Why a feature-based approach
A blanket ban on named apps is blunt and creates perverse incentives: companies face the same consequence whether they make their platforms safe or not. A feature-based restriction is precise and proportionate. It tells companies exactly what they need to change.
The features that most commonly enable harm are well understood, and many are already in Ofcom's sights under the Online Safety Act. But regulatory enforcement through Ofcom means investigations that may take years and fines that companies can absorb. A feature-based age restriction means immediate commercial consequences. That changes the calculus entirely.
We would hope that this approach incentivises companies to build a genuinely safe online world for children; one where, in time, restrictions could be relaxed or more narrowly targeted. But the current trajectory is not fast enough, and we cannot keep asking children to wait.
Our recommendations to Ministers
We recommend that Government should legislate to:
- delay children’s access until they are 16 to any platforms or apps that include these high risks features;
- give Ofcom the power to enforce minimum age policies effectively;
- introduce device level nudity controls, so that children under 18 cannot take, share or view nudge images or videos – as the Government has already committed to do in its VAWG strategy.
We believe restrictions must be: clear to families; fair to children; focused on changing the highest-risk features; and based on the following principles:
- Target features, not app names. We do not want to ban apps; we want them to be safe. So we are being clear what specific features most often put children at risk. Tech platforms must effectively stop children using those features or make them safe; if they do not, the Government should ban them for U16s.
- Robust and consistent age verification. Age checks only protect children if they actually work. Platforms must use reliable verification, such as identity checks at account creation, and apply child-appropriate settings automatically. Ticking a box claiming to be over 16 is not sufficient.

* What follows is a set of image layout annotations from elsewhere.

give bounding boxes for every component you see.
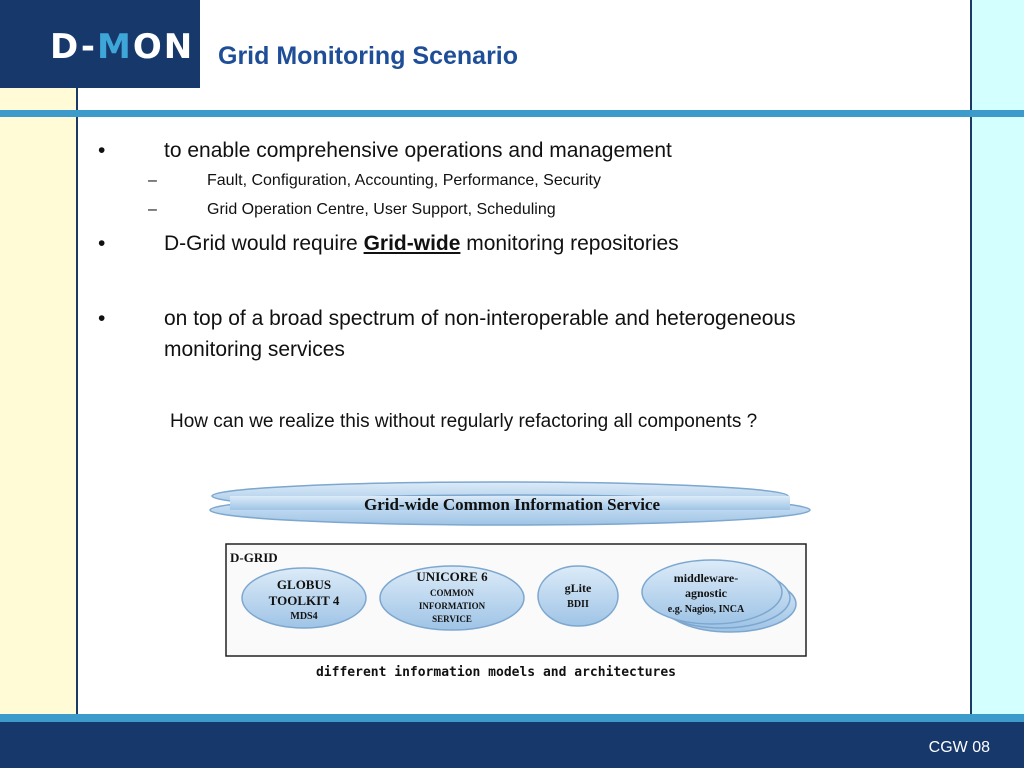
sub-bullet-marker: – bbox=[148, 172, 157, 189]
d-grid-label: D-GRID bbox=[230, 550, 278, 565]
unicore-line1: UNICORE 6 bbox=[416, 569, 488, 584]
bullet-2-post: monitoring repositories bbox=[460, 232, 679, 255]
unicore-line3: INFORMATION bbox=[418, 601, 486, 611]
left-decor-strip bbox=[0, 88, 78, 746]
glite-line1: gLite bbox=[564, 581, 592, 595]
footer-bar bbox=[0, 722, 1024, 768]
bullet-3-line1: on top of a broad spectrum of non-interoperable and heterogeneous bbox=[164, 307, 796, 330]
globus-cloud bbox=[242, 568, 366, 628]
bullet-marker: • bbox=[98, 139, 106, 162]
bullet-marker: • bbox=[98, 307, 106, 330]
architecture-diagram bbox=[200, 470, 840, 690]
globus-line2: TOOLKIT 4 bbox=[268, 593, 340, 608]
unicore-line4: SERVICE bbox=[432, 614, 472, 624]
header-rule bbox=[0, 110, 1024, 117]
sub-bullet-1: Fault, Configuration, Accounting, Performance, Security bbox=[207, 172, 601, 189]
unicore-line2: COMMON bbox=[430, 588, 474, 598]
grid-wide-emphasis: Grid-wide bbox=[363, 232, 461, 255]
question-text: How can we realize this without regularly refactoring all components ? bbox=[170, 411, 758, 432]
globus-line3: MDS4 bbox=[290, 611, 318, 622]
sub-bullet-marker: – bbox=[148, 201, 157, 218]
common-information-cloud bbox=[210, 482, 810, 525]
dmon-logo: D-MON bbox=[50, 27, 195, 67]
globus-line1: GLOBUS bbox=[276, 577, 332, 592]
glite-cloud bbox=[538, 566, 618, 626]
middleware-line2: agnostic bbox=[685, 586, 727, 600]
footer-label: CGW 08 bbox=[928, 739, 990, 756]
middleware-line3: e.g. Nagios, INCA bbox=[667, 604, 745, 615]
common-info-label: Grid-wide Common Information Service bbox=[363, 495, 661, 514]
sub-bullet-2: Grid Operation Centre, User Support, Scheduling bbox=[207, 201, 556, 218]
bullet-3-line2: monitoring services bbox=[164, 338, 345, 361]
unicore-cloud bbox=[380, 566, 524, 630]
slide-title: Grid Monitoring Scenario bbox=[218, 42, 519, 70]
middleware-line1: middleware- bbox=[673, 571, 739, 585]
footer-rule bbox=[0, 714, 1024, 722]
bullet-2-pre: D-Grid would require bbox=[164, 232, 364, 255]
bullet-2-text bbox=[164, 228, 679, 259]
diagram-caption: different information models and architectures bbox=[315, 665, 677, 680]
glite-line2: BDII bbox=[567, 599, 589, 610]
bullet-marker: • bbox=[98, 232, 106, 255]
bullet-1-text: to enable comprehensive operations and management bbox=[164, 139, 672, 162]
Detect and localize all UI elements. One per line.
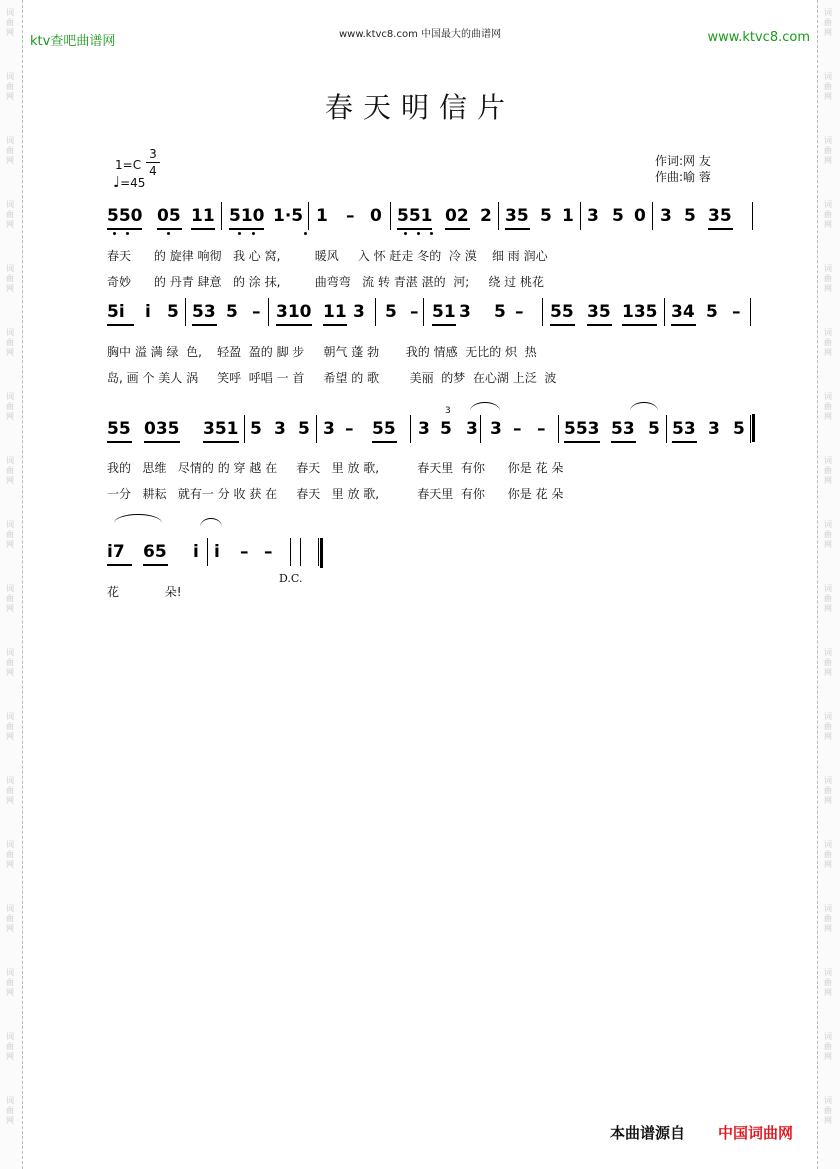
beam-underline (144, 441, 180, 443)
watermark-text: 词曲网 (824, 1032, 832, 1061)
tie-slur (114, 514, 162, 523)
beam-underline (191, 228, 215, 230)
watermark-text: 词曲网 (6, 904, 14, 933)
meter-top: 3 (146, 146, 160, 163)
final-barline (752, 414, 755, 442)
line2-note: 53 (192, 302, 216, 322)
line3-note: 5 (250, 419, 262, 439)
key-signature: 1=C (115, 158, 142, 172)
lower-octave-dot (126, 232, 129, 235)
watermark-text: 词曲网 (6, 8, 14, 37)
barline (316, 415, 317, 443)
line3-note: 351 (203, 419, 239, 439)
tie-slur (470, 402, 500, 411)
barline (308, 202, 309, 230)
watermark-text: 词曲网 (6, 1032, 14, 1061)
barline (375, 298, 376, 326)
beam-underline (708, 228, 733, 230)
line2-note: 11 (323, 302, 347, 322)
beam-underline (622, 324, 657, 326)
line1-note: 11 (191, 206, 215, 226)
watermark-text: 词曲网 (824, 328, 832, 357)
barline (652, 202, 653, 230)
watermark-text: 词曲网 (824, 840, 832, 869)
beam-underline (107, 441, 132, 443)
time-signature (146, 146, 160, 179)
line1-note: 3 (660, 206, 672, 226)
barline (207, 538, 208, 566)
line1-note: 1 (316, 206, 328, 226)
line4-note: – (240, 542, 249, 562)
lower-octave-dot (304, 232, 307, 235)
line3-note: 553 (564, 419, 600, 439)
beam-underline (107, 564, 132, 566)
line2-note: 51 (432, 302, 456, 322)
line2-note: 5 (706, 302, 718, 322)
line1-note: 5 (684, 206, 696, 226)
line3-note: 55 (107, 419, 131, 439)
triplet-mark: 3 (445, 406, 451, 416)
line3-note: 5 (648, 419, 660, 439)
right-watermark-strip (817, 0, 840, 1169)
line1-note: 05 (157, 206, 181, 226)
line3-note: 3 (708, 419, 720, 439)
composer: 作曲:喻 蓉 (655, 170, 711, 184)
line2-note: – (252, 302, 261, 322)
barline (185, 298, 186, 326)
barline (752, 202, 753, 230)
lyricist: 作词:网 友 (655, 154, 711, 168)
tie-slur (200, 518, 222, 527)
watermark-text: 词曲网 (6, 840, 14, 869)
beam-underline (143, 564, 168, 566)
line3-note: 5 (298, 419, 310, 439)
line2-lyrics-verse1: 胸中 溢 满 绿 色, 轻盈 盈的 脚 步 朝气 蓬 勃 我的 情感 无比的 炽 热 (107, 345, 537, 359)
barline (480, 415, 481, 443)
tempo-marking (113, 173, 145, 191)
watermark-text: 词曲网 (6, 392, 14, 421)
barline (290, 538, 291, 566)
line2-note: – (732, 302, 741, 322)
watermark-text: 词曲网 (824, 712, 832, 741)
lower-octave-dot (404, 232, 407, 235)
barline (390, 202, 391, 230)
beam-underline (671, 324, 696, 326)
line3-note: 3 (323, 419, 335, 439)
line3-note: 3 (490, 419, 502, 439)
beam-underline (505, 228, 530, 230)
line1-note: 02 (445, 206, 469, 226)
line1-note: 551 (397, 206, 433, 226)
line2-note: 55 (550, 302, 574, 322)
beam-underline (564, 441, 600, 443)
end-barline (320, 538, 323, 568)
line2-note: 5 (494, 302, 506, 322)
line1-note: 0 (634, 206, 646, 226)
barline (666, 415, 667, 443)
line4-note: i7 (107, 542, 125, 562)
watermark-text: 词曲网 (824, 520, 832, 549)
line1-note: 3 (587, 206, 599, 226)
line1-note: 1 (562, 206, 574, 226)
line2-note: 135 (622, 302, 658, 322)
line2-note: 5i (107, 302, 125, 322)
watermark-text: 词曲网 (824, 8, 832, 37)
line1-note: 35 (708, 206, 732, 226)
beam-underline (432, 324, 456, 326)
line2-note: 35 (587, 302, 611, 322)
tie-slur (630, 402, 658, 411)
barline (750, 298, 751, 326)
line1-lyrics-verse2: 奇妙 的 丹青 肆意 的 涂 抹, 曲弯弯 流 转 青湛 湛的 河; 绕 过 桃花 (107, 275, 544, 289)
line3-note: 3 (418, 419, 430, 439)
watermark-text: 词曲网 (824, 456, 832, 485)
line4-note: – (264, 542, 273, 562)
line1-note: 5 (612, 206, 624, 226)
watermark-text: 词曲网 (824, 584, 832, 613)
line3-lyrics-verse1: 我的 思维 尽情的 的 穿 越 在 春天 里 放 歌, 春天里 有你 你是 花 朵 (107, 461, 564, 475)
lower-octave-dot (430, 232, 433, 235)
line3-note: 3 (274, 419, 286, 439)
line2-note: 5 (167, 302, 179, 322)
line4-lyrics-verse1: 花 朵! (107, 585, 182, 599)
header-site-name[interactable]: ktv查吧曲谱网 (30, 34, 116, 49)
line2-note: 310 (276, 302, 312, 322)
line1-note: 5 (540, 206, 552, 226)
line4-note: i (193, 542, 199, 562)
line2-note: – (515, 302, 524, 322)
watermark-text: 词曲网 (824, 392, 832, 421)
line2-note: 5 (385, 302, 397, 322)
watermark-text: 词曲网 (824, 1096, 832, 1125)
line3-note: 5 (733, 419, 745, 439)
line3-note: 5 (440, 419, 452, 439)
line3-note: 035 (144, 419, 180, 439)
barline (423, 298, 424, 326)
watermark-text: 词曲网 (824, 72, 832, 101)
watermark-text: 词曲网 (6, 584, 14, 613)
lower-octave-dot (238, 232, 241, 235)
beam-underline (445, 228, 470, 230)
barline (268, 298, 269, 326)
quarter-note-icon: ♩ (113, 173, 121, 191)
watermark-text: 词曲网 (6, 136, 14, 165)
beam-underline (107, 228, 142, 230)
line3-note: 53 (611, 419, 635, 439)
line3-note: 55 (372, 419, 396, 439)
line1-lyrics-verse1: 春天 的 旋律 响彻 我 心 窝, 暖风 入 怀 赶走 冬的 冷 漠 细 雨 润心 (107, 249, 548, 263)
line1-note: 510 (229, 206, 265, 226)
line1-note: 0 (370, 206, 382, 226)
beam-underline (550, 324, 575, 326)
beam-underline (192, 324, 217, 326)
line4-note: i (214, 542, 220, 562)
beam-underline (397, 228, 432, 230)
beam-underline (672, 441, 697, 443)
watermark-text: 词曲网 (6, 456, 14, 485)
line3-note: – (537, 419, 546, 439)
beam-underline (157, 228, 182, 230)
line4-note: 65 (143, 542, 167, 562)
barline (558, 415, 559, 443)
song-title: 春天明信片 (324, 91, 515, 124)
watermark-text: 词曲网 (6, 328, 14, 357)
barline (300, 538, 301, 566)
barline (750, 415, 751, 443)
da-capo-marking: D.C. (279, 572, 303, 585)
barline (580, 202, 581, 230)
beam-underline (229, 228, 264, 230)
line3-note: 53 (672, 419, 696, 439)
lower-octave-dot (417, 232, 420, 235)
barline (410, 415, 411, 443)
watermark-text: 词曲网 (824, 136, 832, 165)
beam-underline (203, 441, 239, 443)
header-url[interactable]: www.ktvc8.com (707, 30, 810, 45)
watermark-text: 词曲网 (824, 904, 832, 933)
left-watermark-strip (0, 0, 23, 1169)
watermark-text: 词曲网 (6, 968, 14, 997)
line1-note: – (346, 206, 355, 226)
tempo-value: =45 (120, 176, 146, 190)
watermark-text: 词曲网 (6, 264, 14, 293)
line3-note: 3 (466, 419, 478, 439)
line1-note: 550 (107, 206, 143, 226)
lower-octave-dot (113, 232, 116, 235)
watermark-text: 词曲网 (824, 200, 832, 229)
line1-note: 1·5 (273, 206, 304, 226)
meter-bottom: 4 (149, 164, 157, 178)
line3-note: – (345, 419, 354, 439)
footer-source-label: 本曲谱源自 (610, 1124, 686, 1142)
watermark-text: 词曲网 (6, 1096, 14, 1125)
footer-site-link[interactable]: 中国词曲网 (718, 1124, 794, 1142)
watermark-text: 词曲网 (6, 776, 14, 805)
barline (318, 538, 319, 566)
beam-underline (611, 441, 636, 443)
line2-note: 5 (226, 302, 238, 322)
line2-lyrics-verse2: 岛, 画 个 美人 涡 笑呼 呼唱 一 首 希望 的 歌 美丽 的梦 在心湖 上泛 波 (107, 371, 557, 385)
barline (542, 298, 543, 326)
watermark-text: 词曲网 (824, 264, 832, 293)
watermark-text: 词曲网 (6, 712, 14, 741)
line2-note: – (410, 302, 419, 322)
barline (498, 202, 499, 230)
watermark-text: 词曲网 (824, 648, 832, 677)
beam-underline (587, 324, 612, 326)
line2-note: 3 (353, 302, 365, 322)
lower-octave-dot (167, 232, 170, 235)
lower-octave-dot (252, 232, 255, 235)
line1-note: 35 (505, 206, 529, 226)
barline (221, 202, 222, 230)
line3-note: – (513, 419, 522, 439)
line3-lyrics-verse2: 一分 耕耘 就有一 分 收 获 在 春天 里 放 歌, 春天里 有你 你是 花 朵 (107, 487, 564, 501)
watermark-text: 词曲网 (6, 520, 14, 549)
beam-underline (372, 441, 397, 443)
header-tagline: www.ktvc8.com 中国最大的曲谱网 (338, 29, 501, 40)
watermark-text: 词曲网 (824, 968, 832, 997)
line1-note: 2 (480, 206, 492, 226)
watermark-text: 词曲网 (6, 72, 14, 101)
watermark-text: 词曲网 (824, 776, 832, 805)
barline (664, 298, 665, 326)
line2-note: 34 (671, 302, 695, 322)
beam-underline (323, 324, 347, 326)
beam-underline (107, 324, 134, 326)
watermark-text: 词曲网 (6, 648, 14, 677)
beam-underline (276, 324, 312, 326)
credits (655, 153, 711, 185)
watermark-text: 词曲网 (6, 200, 14, 229)
barline (244, 415, 245, 443)
line2-note: 3 (459, 302, 471, 322)
line2-note: i (145, 302, 151, 322)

- Close the workarounds. Protections must be designed so they cannot be easily bypassed. If an account begins behaving in ways inconsistent with a child's profile, for example attempting to access restricted features, the platform should temporarily lock those features and re-verify age, rather than allowing safeguards to fall away.
- Safeguard, never criminalise. Children must never be blamed or punished for abuse they experience online. Reporting harm must always lead to support. A child who reports being coerced into sharing images should receive help, not consequences for bypassing age checks.
- Prevent nude image sharing with children. Many of the most serious and lasting harms begin the moment an image is created. Children’s devices should block the ability to take, share or view nude images.
- Effective online safety education. Restrictions alone are not enough. Children need the knowledge and confidence to stay safe, particularly around key transitions. Schools should provide age-appropriate guidance before and after the age of 16, so that protections do not simply disappear overnight.
The NCA's CEOP Education team seeks to protect children and young people from the threat of online CSA before it occurs, building protective skills and providing a direct reporting route through the CEOP Safety Centre.
Any restriction on online access is intended to complement, not replace, this work, or the work of child rights organisations, mental health professionals, educators and civil society.
These partners approach this issue from the perspective of children's wellbeing, rights and digital ethics. Our perspective is distinct, but complementary: we see it through the lens of the harm that is happening now, at scale, and the offenders who are making it happen.
Restricting under-16s' access to the highest-risk online environments is not about blaming young people or limiting their futures. It is about reducing avoidable harm while safer spaces are built; spaces where children can engage online with genuine protection, not just the appearance of it.